The following are taken from the catalogue for East Wing Nine – Exhibitionism: The Art of Display, the ninth in an ongoing series of large scale biennial art exhibitions held from January 2010 to July 2011 at The Courtauld Institute of Art, Somerset House, London. I co-curated the exhibition, which included over 100 artists and 200 works, and put particular emphasis on a changing list of events, workshops, and short exhibitions held around the institute under the overall auspices of the show.
Click here for the full version of the Exhibition Catalogue
Picture the scene, 20,000 square feet of mouldy concrete ceilings and unvarnished wooden floors. No.1 The Piazza in Covent Garden is a prestigious yet baron set of cubes: up lifts, down stairs, over steel grids and under London stock industrial arches.

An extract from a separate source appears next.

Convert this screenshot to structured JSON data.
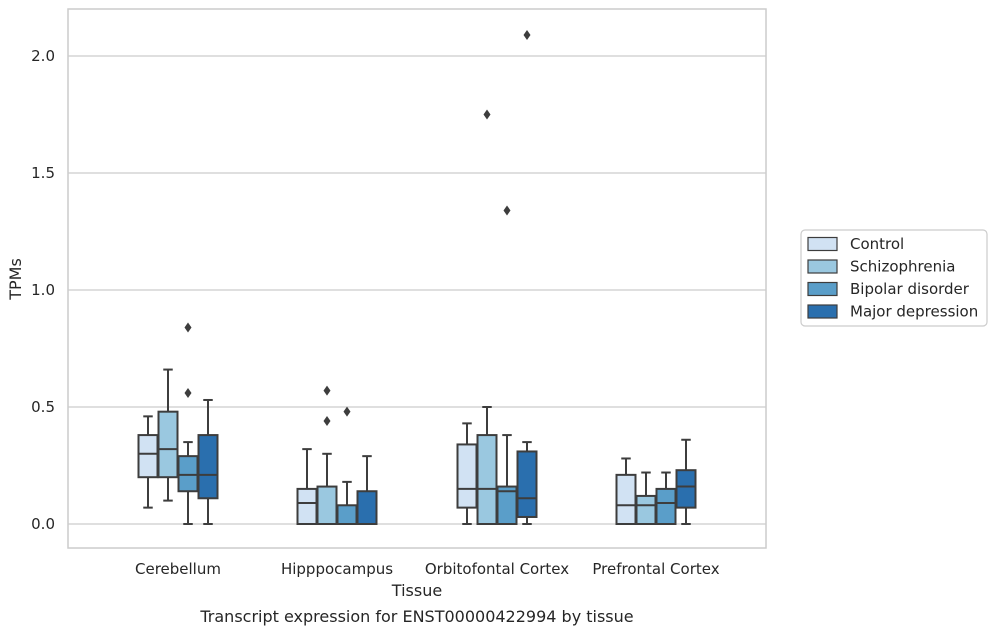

The Super Design exhibition, showcasing 21st century names like Zaha Hadid, side by side with veterans of the design scene such as Tom Dixon, has been, during its 6 days, a convergence of all that is good about contemporary aesthetic invention.
Ross Lovegrove, who has worked with Apple, Luis Vuitton and Sony, has come up trumps with his display of up to the minute synthetic structures. He has compressed, stretched and plasticized what looks like liquid in perpetual and airborne suspension, creating benches and artificial landscapes with the pristine high polish of an Anish Kapoor.
Tom Dixon’s subtle adaptation of former classics, namely his Pylon Armchair, looks at space in a completely different way. His works are three-dimensional nets, rough and welded, which grow and connect to fill the space with an isometric metal structure akin to something from a typical episode of Red Dwarf. Other aspects of aesthetic design have also been incorporated, from gargantuan mirror-mosaic spoons to apocalyptic ebony wardrobes inlaid with stylised ‘bird’s eye’ maple skeletons, cooling towers and gas masks.
All of these objects are enlivened by the spaces they occupy in the exhibition. Around a Zaha Hadid spaceship of a chest-of-drawers you can see the peeling paint of walls and Victorian metal down-pipes. Indeed, many pieces reflect this grainy exhibition space, as well as motley collections of workmen’s high-wattage lamps, within their luscious surfaces.
The overriding theme of the exhibition was one of testing computerised and mechanical processes to their limit. While not every piece could fit in the average semi-detached with cream carpets and a couple of dogs, there is no doubt that Super Design has shown the beauty of things to come, and the ever-growing possibilities of our time’s space-age aesthetic.